For other Google IP addresses that might access a website, administrators can check against a general list of Google IP addresses. It's important to note that the IP addresses in these JSON files use CIDR format, which represents a range of IP addresses in a compact notation.

Community Reaction and Implementation Considerations

The LinkedIn announcement by Gary Illyes generated significant engagement from SEO professionals and technical website administrators. The post received 218 reactions and 31 reposts, demonstrating the importance of this update to the technical SEO community.

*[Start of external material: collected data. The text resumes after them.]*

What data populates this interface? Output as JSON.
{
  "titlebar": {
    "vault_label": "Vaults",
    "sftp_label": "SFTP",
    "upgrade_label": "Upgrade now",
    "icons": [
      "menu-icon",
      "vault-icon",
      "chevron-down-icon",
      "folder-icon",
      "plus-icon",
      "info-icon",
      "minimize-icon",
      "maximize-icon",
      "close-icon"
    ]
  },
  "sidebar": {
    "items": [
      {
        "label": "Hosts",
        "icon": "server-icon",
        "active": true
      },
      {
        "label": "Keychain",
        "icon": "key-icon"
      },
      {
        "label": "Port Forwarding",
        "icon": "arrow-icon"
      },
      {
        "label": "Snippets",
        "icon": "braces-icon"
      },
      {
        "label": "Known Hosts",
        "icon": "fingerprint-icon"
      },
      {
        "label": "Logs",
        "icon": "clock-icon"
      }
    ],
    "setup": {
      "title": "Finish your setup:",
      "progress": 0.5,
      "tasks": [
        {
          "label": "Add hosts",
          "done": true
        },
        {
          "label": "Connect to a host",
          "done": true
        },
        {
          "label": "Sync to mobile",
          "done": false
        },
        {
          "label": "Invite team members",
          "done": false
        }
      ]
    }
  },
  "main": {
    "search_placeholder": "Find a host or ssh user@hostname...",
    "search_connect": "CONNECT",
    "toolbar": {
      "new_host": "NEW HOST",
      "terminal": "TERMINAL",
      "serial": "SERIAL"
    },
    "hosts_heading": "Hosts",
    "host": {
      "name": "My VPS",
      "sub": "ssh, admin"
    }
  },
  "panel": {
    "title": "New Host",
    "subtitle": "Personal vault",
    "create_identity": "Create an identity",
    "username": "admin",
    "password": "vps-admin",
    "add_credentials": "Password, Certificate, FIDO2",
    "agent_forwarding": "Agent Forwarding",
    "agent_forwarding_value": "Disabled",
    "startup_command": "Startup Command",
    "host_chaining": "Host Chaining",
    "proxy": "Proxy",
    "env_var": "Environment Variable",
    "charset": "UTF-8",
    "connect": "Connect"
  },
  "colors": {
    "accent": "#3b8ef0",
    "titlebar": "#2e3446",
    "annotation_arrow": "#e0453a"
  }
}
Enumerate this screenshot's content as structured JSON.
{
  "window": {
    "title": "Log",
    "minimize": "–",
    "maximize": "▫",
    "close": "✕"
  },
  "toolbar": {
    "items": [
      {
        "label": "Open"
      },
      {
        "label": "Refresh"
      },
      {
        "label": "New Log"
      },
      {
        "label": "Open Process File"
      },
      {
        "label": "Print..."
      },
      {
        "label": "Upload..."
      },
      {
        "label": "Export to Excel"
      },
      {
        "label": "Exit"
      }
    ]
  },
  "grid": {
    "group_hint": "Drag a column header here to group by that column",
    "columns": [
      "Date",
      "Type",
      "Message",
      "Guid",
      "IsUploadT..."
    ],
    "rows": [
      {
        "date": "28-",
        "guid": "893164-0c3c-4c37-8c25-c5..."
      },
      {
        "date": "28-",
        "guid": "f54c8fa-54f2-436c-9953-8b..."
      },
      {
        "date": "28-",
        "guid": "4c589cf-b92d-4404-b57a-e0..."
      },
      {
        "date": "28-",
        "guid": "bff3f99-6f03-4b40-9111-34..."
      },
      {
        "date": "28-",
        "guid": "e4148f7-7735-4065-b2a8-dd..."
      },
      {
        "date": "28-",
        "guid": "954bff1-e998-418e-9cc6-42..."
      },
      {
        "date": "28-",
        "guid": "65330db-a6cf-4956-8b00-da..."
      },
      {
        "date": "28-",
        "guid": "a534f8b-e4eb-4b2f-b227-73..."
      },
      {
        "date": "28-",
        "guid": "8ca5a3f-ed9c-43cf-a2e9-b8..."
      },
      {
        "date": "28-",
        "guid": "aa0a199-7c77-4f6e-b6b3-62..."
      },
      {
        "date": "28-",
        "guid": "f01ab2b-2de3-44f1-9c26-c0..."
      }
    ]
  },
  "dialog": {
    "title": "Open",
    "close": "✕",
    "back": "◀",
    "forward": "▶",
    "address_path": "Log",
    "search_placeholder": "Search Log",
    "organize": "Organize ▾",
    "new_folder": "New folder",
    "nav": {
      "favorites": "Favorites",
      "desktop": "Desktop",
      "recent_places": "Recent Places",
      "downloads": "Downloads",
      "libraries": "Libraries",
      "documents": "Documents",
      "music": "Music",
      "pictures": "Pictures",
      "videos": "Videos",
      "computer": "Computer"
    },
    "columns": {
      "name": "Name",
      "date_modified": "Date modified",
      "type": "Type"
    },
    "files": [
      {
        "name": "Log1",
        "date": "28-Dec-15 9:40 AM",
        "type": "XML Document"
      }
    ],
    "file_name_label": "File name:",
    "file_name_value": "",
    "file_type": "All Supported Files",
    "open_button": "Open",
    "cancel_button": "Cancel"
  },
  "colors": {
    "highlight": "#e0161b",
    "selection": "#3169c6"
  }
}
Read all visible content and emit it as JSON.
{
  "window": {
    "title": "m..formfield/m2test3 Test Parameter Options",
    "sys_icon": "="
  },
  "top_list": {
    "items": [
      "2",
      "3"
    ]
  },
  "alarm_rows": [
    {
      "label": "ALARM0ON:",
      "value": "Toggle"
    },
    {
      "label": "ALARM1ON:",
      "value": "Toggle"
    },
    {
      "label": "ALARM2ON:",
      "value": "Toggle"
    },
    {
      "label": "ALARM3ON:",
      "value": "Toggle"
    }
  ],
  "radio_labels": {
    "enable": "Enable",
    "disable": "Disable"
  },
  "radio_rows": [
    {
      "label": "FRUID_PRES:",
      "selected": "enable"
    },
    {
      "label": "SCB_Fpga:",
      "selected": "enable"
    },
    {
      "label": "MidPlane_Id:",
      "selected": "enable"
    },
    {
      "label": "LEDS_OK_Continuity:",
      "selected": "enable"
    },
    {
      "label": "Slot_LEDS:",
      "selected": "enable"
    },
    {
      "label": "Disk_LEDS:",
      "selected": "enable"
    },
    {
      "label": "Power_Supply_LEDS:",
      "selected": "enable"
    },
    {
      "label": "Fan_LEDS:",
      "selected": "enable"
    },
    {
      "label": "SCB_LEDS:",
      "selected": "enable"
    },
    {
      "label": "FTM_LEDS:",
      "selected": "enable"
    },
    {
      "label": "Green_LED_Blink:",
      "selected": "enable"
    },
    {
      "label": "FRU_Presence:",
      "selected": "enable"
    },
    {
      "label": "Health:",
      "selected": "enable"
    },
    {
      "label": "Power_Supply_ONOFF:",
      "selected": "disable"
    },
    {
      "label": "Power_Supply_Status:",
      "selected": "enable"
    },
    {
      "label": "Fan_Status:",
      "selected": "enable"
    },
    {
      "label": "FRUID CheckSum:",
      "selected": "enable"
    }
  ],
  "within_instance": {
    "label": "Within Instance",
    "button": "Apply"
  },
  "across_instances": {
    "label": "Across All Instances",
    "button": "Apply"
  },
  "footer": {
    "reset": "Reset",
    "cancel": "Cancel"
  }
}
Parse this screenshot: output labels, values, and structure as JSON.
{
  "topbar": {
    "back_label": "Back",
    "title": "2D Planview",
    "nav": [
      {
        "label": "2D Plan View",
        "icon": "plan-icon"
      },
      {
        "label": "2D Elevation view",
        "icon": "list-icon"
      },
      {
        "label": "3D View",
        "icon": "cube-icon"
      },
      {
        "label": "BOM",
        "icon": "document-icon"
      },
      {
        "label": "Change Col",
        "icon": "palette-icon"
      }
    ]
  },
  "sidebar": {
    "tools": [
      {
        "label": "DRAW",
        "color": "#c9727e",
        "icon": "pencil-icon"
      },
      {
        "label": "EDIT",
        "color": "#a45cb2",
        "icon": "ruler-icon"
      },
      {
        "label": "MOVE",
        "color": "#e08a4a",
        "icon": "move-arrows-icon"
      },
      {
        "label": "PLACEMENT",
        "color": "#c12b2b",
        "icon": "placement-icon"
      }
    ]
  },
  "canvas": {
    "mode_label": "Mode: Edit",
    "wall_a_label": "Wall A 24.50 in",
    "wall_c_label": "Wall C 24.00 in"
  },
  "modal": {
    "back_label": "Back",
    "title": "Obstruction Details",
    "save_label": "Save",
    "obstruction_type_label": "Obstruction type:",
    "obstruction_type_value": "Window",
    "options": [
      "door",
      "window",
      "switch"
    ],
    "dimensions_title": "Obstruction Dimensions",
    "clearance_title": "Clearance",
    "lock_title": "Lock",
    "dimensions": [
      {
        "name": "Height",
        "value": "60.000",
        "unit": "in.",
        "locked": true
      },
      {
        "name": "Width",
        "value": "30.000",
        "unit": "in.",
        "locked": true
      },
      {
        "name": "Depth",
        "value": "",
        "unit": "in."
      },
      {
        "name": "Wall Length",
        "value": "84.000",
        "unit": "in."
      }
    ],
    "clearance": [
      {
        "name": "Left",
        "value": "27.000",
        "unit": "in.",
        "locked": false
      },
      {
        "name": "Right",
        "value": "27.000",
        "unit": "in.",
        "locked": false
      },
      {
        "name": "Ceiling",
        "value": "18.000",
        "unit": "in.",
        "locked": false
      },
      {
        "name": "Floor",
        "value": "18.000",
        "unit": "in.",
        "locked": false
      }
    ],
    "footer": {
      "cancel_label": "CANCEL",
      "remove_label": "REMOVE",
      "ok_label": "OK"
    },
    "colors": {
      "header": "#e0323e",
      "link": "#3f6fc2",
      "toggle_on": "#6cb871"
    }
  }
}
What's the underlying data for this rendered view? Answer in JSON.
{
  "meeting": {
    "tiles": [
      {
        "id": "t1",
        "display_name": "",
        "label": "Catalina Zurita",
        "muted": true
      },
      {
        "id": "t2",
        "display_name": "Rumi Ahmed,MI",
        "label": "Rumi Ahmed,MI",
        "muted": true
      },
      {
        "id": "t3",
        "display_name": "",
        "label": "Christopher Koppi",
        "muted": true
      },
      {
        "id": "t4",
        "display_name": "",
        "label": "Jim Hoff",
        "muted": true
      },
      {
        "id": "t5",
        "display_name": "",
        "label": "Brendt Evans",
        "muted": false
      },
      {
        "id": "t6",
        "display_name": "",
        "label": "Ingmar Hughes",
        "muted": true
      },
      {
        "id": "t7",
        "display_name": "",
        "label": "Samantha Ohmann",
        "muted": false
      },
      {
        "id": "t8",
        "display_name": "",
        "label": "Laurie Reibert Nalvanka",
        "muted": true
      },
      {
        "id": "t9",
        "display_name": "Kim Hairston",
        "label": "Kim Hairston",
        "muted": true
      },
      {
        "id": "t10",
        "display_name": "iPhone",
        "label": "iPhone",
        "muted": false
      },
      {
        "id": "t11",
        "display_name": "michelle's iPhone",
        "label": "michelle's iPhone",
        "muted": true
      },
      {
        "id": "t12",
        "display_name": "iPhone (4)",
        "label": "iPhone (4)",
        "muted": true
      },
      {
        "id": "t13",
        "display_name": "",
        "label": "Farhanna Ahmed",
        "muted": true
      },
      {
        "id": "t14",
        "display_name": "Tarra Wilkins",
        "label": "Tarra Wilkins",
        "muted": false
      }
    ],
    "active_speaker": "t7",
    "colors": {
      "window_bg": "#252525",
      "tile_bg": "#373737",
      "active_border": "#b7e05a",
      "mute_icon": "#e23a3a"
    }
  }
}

Several comments from industry professionals highlighted implementation considerations. Harry H., an SEO & Product Manager, noted: "The JSON shows current IP addresses, updating daily. So it's up to us to store historic IP addresses if we want to analyze historic bot activity moving forward."

Ryan Siddle, founder of Merj, confirmed they have been "storing Googlebot, Bingbot, OpenAI, etc. Some of them go back quite a few years," and shared a link to their IP tracking tool.

Another practical question came from Hiten S., a B2B SaaS Growth Marketing professional, who asked: "If we were to use reverse DNS, we should store the IP list via URL in Variables instead of manually copy pasting it to the script? That way we can always have the updated list?"

These discussions underscore the technical implications of the updated refresh schedule for organizations that actively monitor and verify crawler traffic.

Security Implications

This update addresses a significant security concern for website owners. Malicious bots impersonating Googlebot might attempt to circumvent security measures or crawl restricted content by claiming to be legitimate search engine crawlers. By providing daily updates to the IP ranges, Google enables more accurate verification, reducing the window of opportunity for potential attackers to exploit outdated information.

For large network operators especially, this change facilitates more accurate traffic management and security policies. Organizations that implement web application firewalls or intrusion detection systems can now update their rules daily to better distinguish between legitimate Google crawlers and potential impostors.

The move also reflects Google's ongoing commitment to transparency in its crawling operations. By maintaining publicly accessible lists of crawler IP ranges and providing detailed verification procedures, the company enables website administrators to implement appropriate security measures without inadvertently blocking legitimate crawler traffic.